I mention the pedigrees of these nascent restaurateurs not because they require such puffery, but because that has become the accustomed method by which restaurant writers communicate the import of chefs. You, dear reader, deserve better. What you deserve, instead, is a bite-by-bite retelling of the meal I recently ate, the wines I recently drank.
Such a telling would include an accounting of the muffled shouts of appreciation that followed a cantaloupe soup, served alongside a puree of caramelized eggplant and grilled mango. And the genuine puzzlement that accompanied a roasted lamb kidney, sliced so that the resulting bonbon of offal resembled a jewel-tone strawberry. And the swoon that followed Charlie when he removed a china cloche from that aforementioned confit of rabbit as a puff of pine-needle smoke spiraled ceilingward. What you deserve is the name of a nearby wine shop that stocks the Albariño Charlie poured for me, a fat and luxuriant wine that gained its heft by way of a bit of time on the lees.

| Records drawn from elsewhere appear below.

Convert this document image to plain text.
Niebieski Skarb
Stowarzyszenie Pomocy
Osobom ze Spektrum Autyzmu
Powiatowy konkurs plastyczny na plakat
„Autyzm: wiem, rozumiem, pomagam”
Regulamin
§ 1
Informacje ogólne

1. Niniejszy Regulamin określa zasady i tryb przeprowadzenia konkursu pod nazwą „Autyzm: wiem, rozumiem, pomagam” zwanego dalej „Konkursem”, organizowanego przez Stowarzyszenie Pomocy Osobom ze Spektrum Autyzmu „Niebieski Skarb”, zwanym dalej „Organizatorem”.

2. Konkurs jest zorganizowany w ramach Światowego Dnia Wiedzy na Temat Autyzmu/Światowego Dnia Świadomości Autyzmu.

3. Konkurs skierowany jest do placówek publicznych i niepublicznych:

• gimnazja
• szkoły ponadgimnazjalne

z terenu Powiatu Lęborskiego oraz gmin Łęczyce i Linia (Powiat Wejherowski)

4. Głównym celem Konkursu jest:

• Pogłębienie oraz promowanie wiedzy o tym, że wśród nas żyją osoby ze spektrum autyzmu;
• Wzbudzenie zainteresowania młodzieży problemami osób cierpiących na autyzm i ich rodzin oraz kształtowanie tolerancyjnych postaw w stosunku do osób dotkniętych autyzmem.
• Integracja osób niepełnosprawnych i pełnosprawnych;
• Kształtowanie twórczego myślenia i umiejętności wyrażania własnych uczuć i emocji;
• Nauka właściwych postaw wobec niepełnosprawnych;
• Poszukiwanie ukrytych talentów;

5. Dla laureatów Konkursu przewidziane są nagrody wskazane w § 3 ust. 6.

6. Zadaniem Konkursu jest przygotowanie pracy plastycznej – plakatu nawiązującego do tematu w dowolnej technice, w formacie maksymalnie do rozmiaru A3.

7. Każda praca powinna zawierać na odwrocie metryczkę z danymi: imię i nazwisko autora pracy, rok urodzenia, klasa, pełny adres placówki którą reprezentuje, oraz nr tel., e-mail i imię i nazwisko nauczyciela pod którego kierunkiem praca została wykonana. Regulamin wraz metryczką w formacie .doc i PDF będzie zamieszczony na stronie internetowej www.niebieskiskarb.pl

What you will get, instead, is a charge to book a table at Town House and a suggestion to begin your nine-course trip down the rabbit hole with John’s take on minestrone, a chilled vegetable soup poured, tableside, over cigarettes of peeled carrot, cucumber, kohlrabi, and beet. After you’ve extinguished those cigarettes, the Bishops will direct you to a guesthouse they recently refurbished for culinary pilgrims who, after such a pleasant Chilhowie idyll, don’t dare to brave the rush and screech of the interstate.